O debate desregulado versus regulado está longe de ser uma escolha clara, e ambos os modelos apresentam seu próprio conjunto de desafios. Os mercados desregulados, ao mesmo tempo que promovem a concorrência, podem levar a potencial manipulação de mercado, falta de investimento em infraestrutura de longo prazo e confusão dos consumidores devido ao desconhecimento do setor e depender de agentes comercializadores. Por outro lado, os mercados regulados poderiam sufocar a inovação, desencorajar a eficiência de custos e não dar escolha ao consumidor.

Em resposta a estes desafios, alguns locais (em estados nos EUA) decidiram adotar modelos híbridos, combinando elementos de ambas as abordagens. Por exemplo, mantendo regulada a distribuição, onde são atendidos os consumidores de baixa tensão (venda de eletricidade no varejo), permitindo, ao mesmo tempo, concorrência desregulada nos níveis de geração, onde a concorrência pode trazer mais benefícios de redução de custos e venda a consumidores de muito alta tensão (venda de eletricidade no atacado).
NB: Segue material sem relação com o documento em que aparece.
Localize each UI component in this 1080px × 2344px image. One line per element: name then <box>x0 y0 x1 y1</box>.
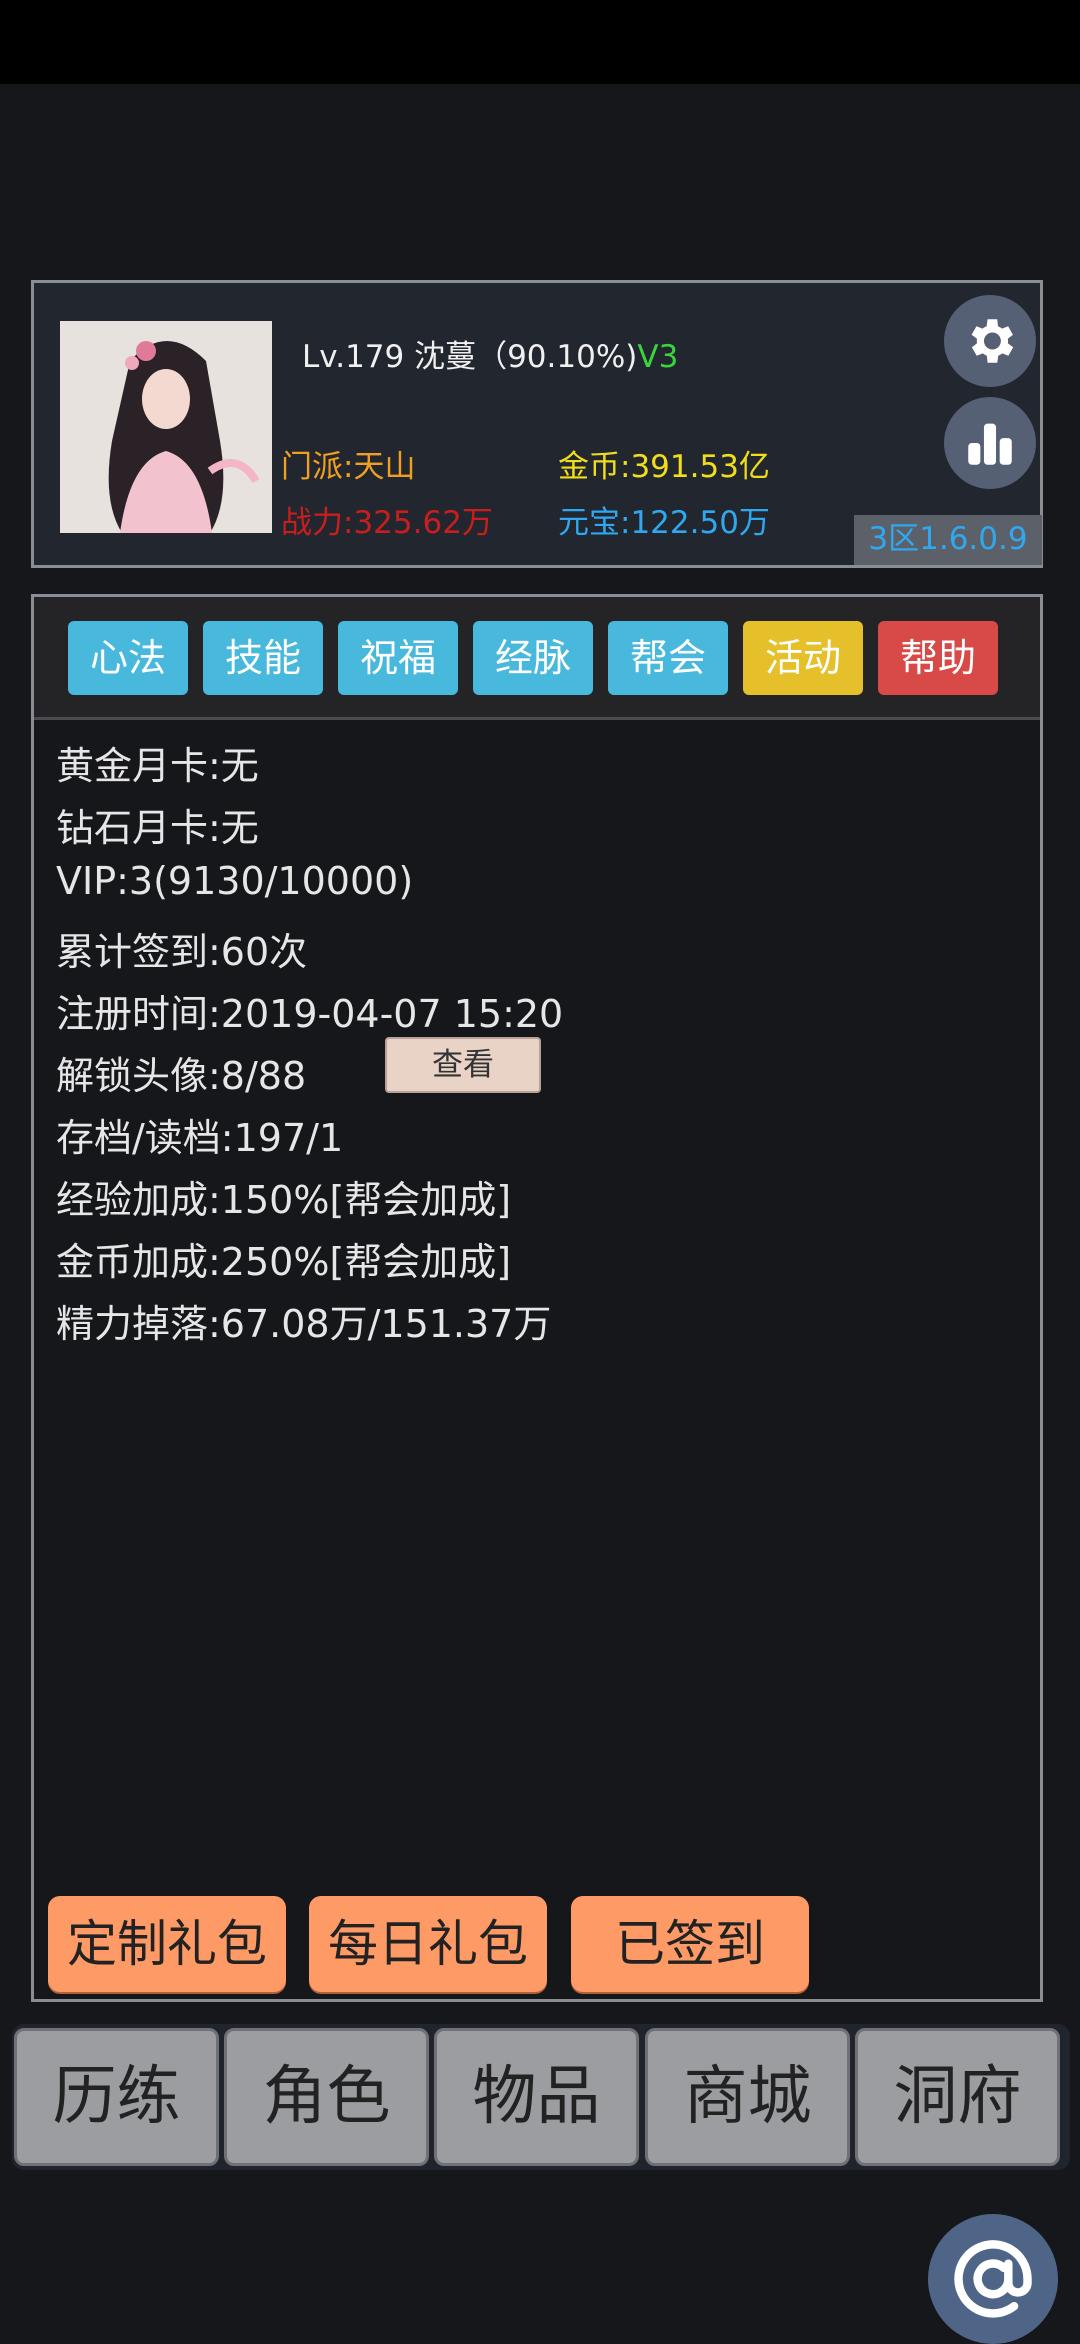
at-sign-icon <box>954 2240 1032 2318</box>
diamond-monthly-card: 钻石月卡:无 <box>56 806 259 850</box>
custom-gift-button[interactable]: 定制礼包 <box>48 1896 286 1992</box>
ingot-text: 元宝:122.50万 <box>558 505 770 541</box>
nav-cave[interactable]: 洞府 <box>855 2028 1060 2166</box>
tab-events[interactable]: 活动 <box>743 621 863 695</box>
gold-bonus: 金币加成:250%[帮会加成] <box>56 1240 512 1284</box>
status-bar <box>0 0 1080 84</box>
daily-gift-button[interactable]: 每日礼包 <box>309 1896 547 1992</box>
player-name-level: Lv.179 沈蔓（90.10%)V3 <box>302 331 678 376</box>
gear-icon <box>971 319 1014 363</box>
gold-monthly-card: 黄金月卡:无 <box>56 744 259 788</box>
tab-skills[interactable]: 技能 <box>203 621 323 695</box>
save-load-count: 存档/读档:197/1 <box>56 1116 344 1160</box>
level-name-text: Lv.179 沈蔓（90.10%) <box>302 339 638 375</box>
sect-text: 门派:天山 <box>281 449 416 485</box>
tab-bar: 心法 技能 祝福 经脉 帮会 活动 帮助 <box>34 597 1040 720</box>
nav-character[interactable]: 角色 <box>224 2028 429 2166</box>
gold-text: 金币:391.53亿 <box>558 449 770 485</box>
tab-blessing[interactable]: 祝福 <box>338 621 458 695</box>
ranking-button[interactable] <box>944 397 1036 489</box>
main-panel: 心法 技能 祝福 经脉 帮会 活动 帮助 黄金月卡:无 钻石月卡:无 VIP:3… <box>31 594 1043 2002</box>
nav-items[interactable]: 物品 <box>434 2028 639 2166</box>
bar-chart-icon <box>968 423 1012 465</box>
tab-help[interactable]: 帮助 <box>878 621 998 695</box>
server-version: 3区1.6.0.9 <box>854 515 1042 565</box>
profile-panel: Lv.179 沈蔓（90.10%)V3 门派:天山 战力:325.62万 金币:… <box>31 280 1043 568</box>
view-avatars-button[interactable]: 查看 <box>385 1037 541 1093</box>
at-floating-button[interactable] <box>928 2214 1058 2344</box>
register-time: 注册时间:2019-04-07 15:20 <box>56 992 564 1036</box>
tab-guild[interactable]: 帮会 <box>608 621 728 695</box>
tab-xinfa[interactable]: 心法 <box>68 621 188 695</box>
vip-badge: V3 <box>637 339 679 375</box>
avatar[interactable] <box>60 321 272 533</box>
unlocked-avatars: 解锁头像:8/88 <box>56 1054 307 1098</box>
exp-bonus: 经验加成:150%[帮会加成] <box>56 1178 512 1222</box>
energy-drop: 精力掉落:67.08万/151.37万 <box>56 1302 552 1346</box>
power-text: 战力:325.62万 <box>281 505 493 541</box>
avatar-portrait <box>60 321 272 533</box>
settings-button[interactable] <box>944 295 1036 387</box>
nav-shop[interactable]: 商城 <box>645 2028 850 2166</box>
checked-in-button[interactable]: 已签到 <box>571 1896 809 1992</box>
bottom-nav: 历练 角色 物品 商城 洞府 <box>12 2024 1070 2170</box>
nav-training[interactable]: 历练 <box>14 2028 219 2166</box>
tab-meridians[interactable]: 经脉 <box>473 621 593 695</box>
total-checkins: 累计签到:60次 <box>56 930 308 974</box>
vip-progress: VIP:3(9130/10000) <box>56 859 414 903</box>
Esta estratégia híbrida visa atingir equilíbrio entre estabilidade e inovação, aproveitando os pontos fortes de ambos os modelos, ao mesmo tempo mitigando suas fraquezas.

No Brasil tivemos por um século o modelo regulado e no final do século passado, início do presente, mudamos para um modelo desregulado.

Porém, devido a uma série de particularidades da nossa sociedade, seja pela existência de áreas isoladas, cujo atendimento resulta em custos mais elevados, seja pela existência de parte da sociedade com baixo (e as vezes baixíssimo) nível de renda, seja por poder de pressão de parte dos agentes do setor elétrico — desde o início da reforma, existiram subsídios e regras de investimento e remuneração conflitivas com um modelo desregulado puro.

Mais recentemente, com a entrada de fotovoltaicas, tanto em instalação de consumidores como concentradas em fontes do sistema, e das eólicas, ambas com custo de instalação muito menores que as outras fontes, resultou em forte concentração e crescimento da capacidade instalada dessas fontes intermitentes.

A intermitência dessas fontes exige investimentos em outras fontes para cobrir o mercado na ausência das intermitentes. Isso resultou em sobre-capacidade instalada e falta de reserva de energia.

Estamos agora iniciando um processo de LEILÕES DE CAPACIDADE que resultarão em ainda aumentar mais a sobre-capacidade instalada.

Evidentemente tudo isso resulta em custo de eletricidade mais elevado e reclamações.

O diagnóstico desta narrativa é que nosso modelo não se compactua nem com os conceitos clássicos de Mercado Regulado nem com os do Mercado Desregulado como descrito no início deste artigo. Muito menos com o modelo híbrido usado em alguns estados americanos.

Estamos em um limbo. Resta saber como será o futuro.